Supporting youth mental health

Supporting youth mental health

Saturday, 30 October 2021

1. Listen

When communicating with a young person, it’s important to listen. This sounds obvious, but it can be difficult not to jump in and offer your point of view.

Listening more than you talk is a good starting point. Being a good listener takes skill and a lot of effort. It doesn’t necessarily come naturally.

2. Give

Give young people time. It’s critical to really give young people time and attention if you want them to experience you as a good listener. We have all, at one time or other, tried to say something important to someone who was not really listening.

They may give this away by fidgeting, looking at something over our shoulder, checking their watch, or interrupting us. Can you recall how this made you feel?

It likely wasn’t a particularly pleasant feeling. You probably didn’t really feel listened to, understood or even important at that moment. If you’re not in a position to listen attentively to a young person, tell them and try choosing a better time for it.

3. Don’t judge

One of the reasons young people might not open up is due to fear of being judged. Convey to the young person in your life you’re not here to judge them, but simply to listen.

Assure them no matter what they say, you will still care and be there for them. You are not going to think any less of them, regardless.

Separating a person’s behaviour from the person themselves can help manage our tendency towards judgement. Another trap we can fall into is jumping to conclusions. Once we do this, we stop listening, rather than truly hearing what the young person is saying.

4. Normalise

Young people can often feel embarrassed or ashamed about their struggles. They often feel very alone, as if they are the only one experiencing these challenges. By normalising a young person’s feelings, you can reassure them.

Make sure you really listen to what is going on for that young person, and ask how they feel about it. Let them know that they are not alone.

Young woman wearing a mask looking at her mobile phone

Different levels of mental health

Remember we all will experience different levels of mental health throughout our lifetime. It’s important to seek help and support sooner rather than later.

5. Seek support

You may need to seek support from a healthcare professional when a young person in your life is struggling with their mental health for a period of time.

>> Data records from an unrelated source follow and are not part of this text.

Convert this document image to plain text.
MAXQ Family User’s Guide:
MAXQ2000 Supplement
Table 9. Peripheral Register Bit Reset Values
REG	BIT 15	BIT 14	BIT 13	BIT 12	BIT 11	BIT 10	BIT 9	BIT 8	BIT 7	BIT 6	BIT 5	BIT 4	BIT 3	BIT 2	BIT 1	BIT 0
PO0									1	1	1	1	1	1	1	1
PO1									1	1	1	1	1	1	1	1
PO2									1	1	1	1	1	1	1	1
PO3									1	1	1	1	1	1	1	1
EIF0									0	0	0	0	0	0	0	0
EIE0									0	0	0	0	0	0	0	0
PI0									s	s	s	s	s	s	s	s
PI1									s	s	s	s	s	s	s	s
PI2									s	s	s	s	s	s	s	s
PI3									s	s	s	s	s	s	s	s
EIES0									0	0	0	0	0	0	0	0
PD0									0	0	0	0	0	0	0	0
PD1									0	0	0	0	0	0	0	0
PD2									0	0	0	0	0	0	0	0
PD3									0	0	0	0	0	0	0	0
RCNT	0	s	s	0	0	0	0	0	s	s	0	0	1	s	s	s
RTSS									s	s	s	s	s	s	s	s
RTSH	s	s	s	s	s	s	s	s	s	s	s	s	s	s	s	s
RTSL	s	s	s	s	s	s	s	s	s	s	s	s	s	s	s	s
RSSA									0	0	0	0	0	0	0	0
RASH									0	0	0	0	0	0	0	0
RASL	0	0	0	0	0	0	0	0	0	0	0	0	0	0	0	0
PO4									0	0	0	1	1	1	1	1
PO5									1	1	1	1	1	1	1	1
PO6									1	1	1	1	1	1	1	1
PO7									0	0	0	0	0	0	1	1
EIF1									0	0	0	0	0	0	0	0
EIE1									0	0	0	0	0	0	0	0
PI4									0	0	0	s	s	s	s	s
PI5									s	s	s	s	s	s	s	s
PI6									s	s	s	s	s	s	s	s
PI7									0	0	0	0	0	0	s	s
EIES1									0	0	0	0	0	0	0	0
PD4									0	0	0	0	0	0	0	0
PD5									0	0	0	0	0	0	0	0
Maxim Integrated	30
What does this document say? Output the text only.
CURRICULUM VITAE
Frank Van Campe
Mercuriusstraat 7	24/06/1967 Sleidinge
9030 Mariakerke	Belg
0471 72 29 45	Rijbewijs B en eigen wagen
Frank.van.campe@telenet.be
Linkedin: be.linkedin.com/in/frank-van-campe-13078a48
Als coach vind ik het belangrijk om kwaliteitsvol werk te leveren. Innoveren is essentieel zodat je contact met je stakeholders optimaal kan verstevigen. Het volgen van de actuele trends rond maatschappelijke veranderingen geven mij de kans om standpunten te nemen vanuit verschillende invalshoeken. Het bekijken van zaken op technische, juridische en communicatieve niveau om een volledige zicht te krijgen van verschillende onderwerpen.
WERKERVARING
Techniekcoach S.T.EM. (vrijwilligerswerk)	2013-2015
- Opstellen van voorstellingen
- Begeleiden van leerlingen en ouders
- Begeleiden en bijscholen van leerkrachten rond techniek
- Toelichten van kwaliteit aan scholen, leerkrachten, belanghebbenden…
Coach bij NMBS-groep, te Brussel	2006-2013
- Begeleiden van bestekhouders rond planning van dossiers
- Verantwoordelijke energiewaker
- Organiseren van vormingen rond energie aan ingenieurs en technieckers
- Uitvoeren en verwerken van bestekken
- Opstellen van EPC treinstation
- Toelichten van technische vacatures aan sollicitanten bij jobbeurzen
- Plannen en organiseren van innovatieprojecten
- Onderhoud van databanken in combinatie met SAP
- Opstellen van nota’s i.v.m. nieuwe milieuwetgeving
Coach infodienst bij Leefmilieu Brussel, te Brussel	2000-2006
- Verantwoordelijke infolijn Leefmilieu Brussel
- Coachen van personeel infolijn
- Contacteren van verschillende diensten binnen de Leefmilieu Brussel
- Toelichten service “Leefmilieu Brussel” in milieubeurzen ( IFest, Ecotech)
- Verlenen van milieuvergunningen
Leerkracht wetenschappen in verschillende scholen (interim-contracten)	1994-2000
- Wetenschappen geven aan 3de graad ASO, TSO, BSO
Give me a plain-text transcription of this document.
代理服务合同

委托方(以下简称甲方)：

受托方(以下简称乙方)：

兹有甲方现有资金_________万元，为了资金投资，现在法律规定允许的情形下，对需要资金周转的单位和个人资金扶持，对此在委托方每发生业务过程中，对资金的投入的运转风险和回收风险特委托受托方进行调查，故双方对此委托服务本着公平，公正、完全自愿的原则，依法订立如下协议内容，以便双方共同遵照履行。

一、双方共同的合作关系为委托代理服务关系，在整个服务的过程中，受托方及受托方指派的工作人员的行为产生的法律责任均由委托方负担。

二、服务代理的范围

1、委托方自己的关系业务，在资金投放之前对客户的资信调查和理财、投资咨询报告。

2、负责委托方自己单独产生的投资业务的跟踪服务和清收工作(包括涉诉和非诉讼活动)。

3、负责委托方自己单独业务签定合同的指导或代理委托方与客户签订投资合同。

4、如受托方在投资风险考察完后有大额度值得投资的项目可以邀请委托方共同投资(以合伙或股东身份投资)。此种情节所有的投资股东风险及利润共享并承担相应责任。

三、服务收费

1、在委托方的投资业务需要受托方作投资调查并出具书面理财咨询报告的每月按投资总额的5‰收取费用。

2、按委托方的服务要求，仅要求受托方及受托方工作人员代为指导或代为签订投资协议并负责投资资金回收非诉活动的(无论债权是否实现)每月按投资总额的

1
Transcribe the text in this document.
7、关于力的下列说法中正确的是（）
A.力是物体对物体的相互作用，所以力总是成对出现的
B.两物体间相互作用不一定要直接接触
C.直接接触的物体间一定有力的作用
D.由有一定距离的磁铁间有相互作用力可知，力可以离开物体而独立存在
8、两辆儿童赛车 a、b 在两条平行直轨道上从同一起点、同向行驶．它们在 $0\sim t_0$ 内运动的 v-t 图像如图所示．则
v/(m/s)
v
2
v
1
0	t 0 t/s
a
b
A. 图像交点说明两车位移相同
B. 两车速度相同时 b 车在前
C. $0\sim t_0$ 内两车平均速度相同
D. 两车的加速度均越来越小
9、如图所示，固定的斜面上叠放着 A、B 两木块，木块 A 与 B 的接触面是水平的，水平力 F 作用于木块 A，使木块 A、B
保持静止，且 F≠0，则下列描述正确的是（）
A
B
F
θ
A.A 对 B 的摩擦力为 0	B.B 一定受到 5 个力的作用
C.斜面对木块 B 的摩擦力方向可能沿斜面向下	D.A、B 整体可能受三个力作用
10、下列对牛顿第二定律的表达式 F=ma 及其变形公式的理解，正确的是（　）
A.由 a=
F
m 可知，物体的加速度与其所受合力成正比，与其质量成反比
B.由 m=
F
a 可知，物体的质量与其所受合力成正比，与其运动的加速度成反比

Remember we all will experience different levels of mental health throughout our lifetime. It’s important to seek help and support sooner rather than later.

6. Encourage involvement

Encourage your young person to get involved in clubs, sports, groups, and activities of interest to them. Being part of a community, contributing, and being involved with others, encourages good mental health and self-confidence in young people.

Allow them to explore and find activities and interests meaningful to them personally.

7. Encourage exercise and play

Our mental and physical health are closely linked. It is important for young people to get regular exercise and stay active.

Young people may find they enjoy playing a certain sport, walking, running, swimming, or other forms of play and exercise.

8. Don’t avoid difficult conversations

It can be tempting to avoid difficult conversations, to say nothing and to hope it will all blow over. It is important we don’t avoid or ignore the signs if we think a young person may be struggling.

If you notice a change in a young person’s behaviour, ask them about it in a calm and supportive way.

Read more about starting that conversation here. Some parents find young people are more likely to open up when they are doing an activity together.

9. Don’t panic

Stay calm and curious when a young person opens up to you. A young person may reveal they are experiencing bullying, experimenting with a new activity/behaviour or even disclose self-harm.

Help the young person feel safe and supported, while also accessing the correct supports for them.

Remain calm, open to hearing more, and stable. This will help to keep the conversation open. It will give you a chance to find out more about what is happening for the young person.

10. Seek your own supports

We’re better able to provide quality care and support for young people in our lives when we feel supported ourselves. Finding ways to mind your own mental health will help you to mind the mental health of a young person.